The coping strategies significantly associated with symptoms of depression included: behavioural disengagement for men and women; denial for men and women; and substance abuse for men and women; whereas active coping was associated with less depression in men and women.
The coping strategies significantly associated with GAD among women were behavioural disengagement, denial, focus on venting emotions, mental disengagement and substance abuse; while humour and emotional social support were significantly associated with being protective against GAD. Among men, only behavioural disengagement and substance abuse were significantly associated with symptoms of generalised anxiety.

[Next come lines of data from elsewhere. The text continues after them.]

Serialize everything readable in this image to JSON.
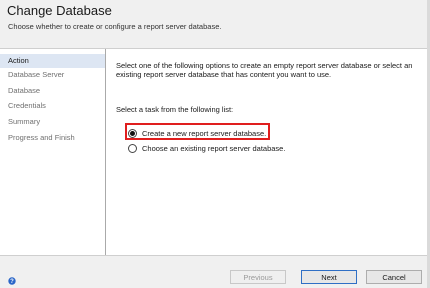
{
  "header": {
    "title": "Change Database",
    "subtitle": "Choose whether to create or configure a report server database."
  },
  "sidebar": {
    "items": [
      {
        "label": "Action",
        "active": true
      },
      {
        "label": "Database Server",
        "active": false
      },
      {
        "label": "Database",
        "active": false
      },
      {
        "label": "Credentials",
        "active": false
      },
      {
        "label": "Summary",
        "active": false
      },
      {
        "label": "Progress and Finish",
        "active": false
      }
    ]
  },
  "content": {
    "description": "Select one of the following options to create an empty report server database or select an existing report server database that has content you want to use.",
    "task_label": "Select a task from the following list:",
    "options": [
      {
        "label": "Create a new report server database.",
        "selected": true
      },
      {
        "label": "Choose an existing report server database.",
        "selected": false
      }
    ]
  },
  "footer": {
    "help_icon": "help-icon",
    "previous_label": "Previous",
    "next_label": "Next",
    "cancel_label": "Cancel"
  },
  "colors": {
    "highlight": "#e01e1e",
    "active_nav": "#dde6f3"
  }
}
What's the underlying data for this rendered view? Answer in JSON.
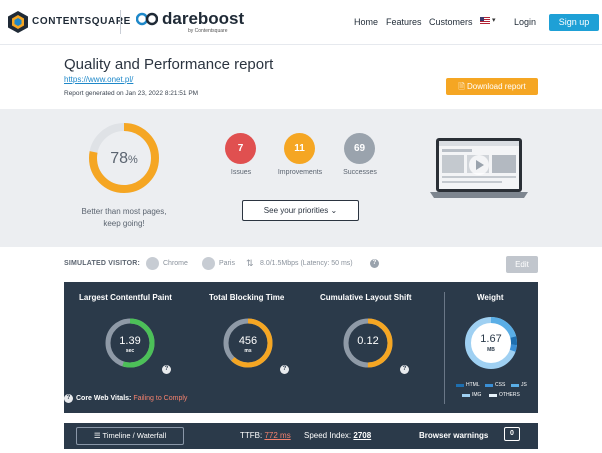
{
  "header": {
    "brand1": "CONTENTSQUARE",
    "brand2": "dareboost",
    "brand2_sub": "by Contentsquare",
    "nav": [
      "Home",
      "Features",
      "Customers"
    ],
    "login": "Login",
    "signup": "Sign up"
  },
  "report": {
    "title": "Quality and Performance report",
    "url": "https://www.onet.pl/",
    "generated": "Report generated on Jan 23, 2022 8:21:51 PM",
    "download": "Download report"
  },
  "summary": {
    "score": 78,
    "score_unit": "%",
    "score_text_1": "Better than most pages,",
    "score_text_2": "keep going!",
    "issues": {
      "count": "7",
      "label": "Issues",
      "color": "#e05050"
    },
    "improvements": {
      "count": "11",
      "label": "Improvements",
      "color": "#f5a623"
    },
    "successes": {
      "count": "69",
      "label": "Successes",
      "color": "#9aa3ad"
    },
    "priorities": "See your priorities"
  },
  "visitor": {
    "label": "SIMULATED VISITOR:",
    "browser": "Chrome",
    "location": "Paris",
    "connection": "8.0/1.5Mbps (Latency: 50 ms)",
    "edit": "Edit"
  },
  "metrics": {
    "lcp": {
      "title": "Largest Contentful Paint",
      "value": "1.39",
      "unit": "sec",
      "level": 0.55,
      "color": "#4cc058"
    },
    "tbt": {
      "title": "Total Blocking Time",
      "value": "456",
      "unit": "ms",
      "level": 0.62,
      "color": "#f5a623"
    },
    "cls": {
      "title": "Cumulative Layout Shift",
      "value": "0.12",
      "unit": "",
      "level": 0.5,
      "color": "#f5a623"
    },
    "cwv_label": "Core Web Vitals:",
    "cwv_status": "Failing to Comply"
  },
  "weight": {
    "title": "Weight",
    "value": "1.67",
    "unit": "MB",
    "legend": [
      "HTML",
      "CSS",
      "JS",
      "IMG",
      "OTHERS"
    ],
    "colors": {
      "HTML": "#1e6fb0",
      "CSS": "#3a8fd6",
      "JS": "#5aaee6",
      "IMG": "#9fd0f2",
      "OTHERS": "#e6f2fb"
    }
  },
  "bottom": {
    "timeline": "Timeline / Waterfall",
    "ttfb_label": "TTFB:",
    "ttfb_value": "772 ms",
    "si_label": "Speed Index:",
    "si_value": "2708",
    "bw_label": "Browser warnings",
    "bw_count": "0"
  }
}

For any mental health condition, behavioural disengagement and substance use showed significant associations among men. Among women, behavioural disengagement, denial and substance use were significantly associated with any mental health condition; whereas humour, use of emotional support, acceptance and religion were all significantly associated with a lower probability of any mental health condition (Table 4).
Discussion
This is one of the few studies to examine coping strategies and their association with mental health among conflict-affected civilian populations in a low- and middle-income setting (Seguin & Roberts, 2015). The variance between men and women in coping strategies employed reflects findings from elsewhere (Etzion & Pines, 1981; Billings & Moos, 1984; Stone & Neale, 1984; Norcross et al. 1986; Carver et al. 1989; Endler & Parker, 1990a; Greenglass, 1993, 2002; Hobfoll et al. 1994; Seguin & Roberts, 2015). Explanations for these commonly relate to the influence of context. For example, Folkman and Lazarus observed a strong link between the work context and problem-focused coping and reasoned that the observed gendered differences in problem-based coping may result from gender-based differences in jobs, rather than a general disposition, with men more likely to be in positions which provide opportunities to engage in problem-solving behaviours (Folkman & Lazarus, 1980). Hobfoll et al. contend that women are more likely than men to encounter stressful situations that offer little possibility of control, and may lead the former to invoke emotion-focused coping over problem-focused (Hobfoll et al. 1994).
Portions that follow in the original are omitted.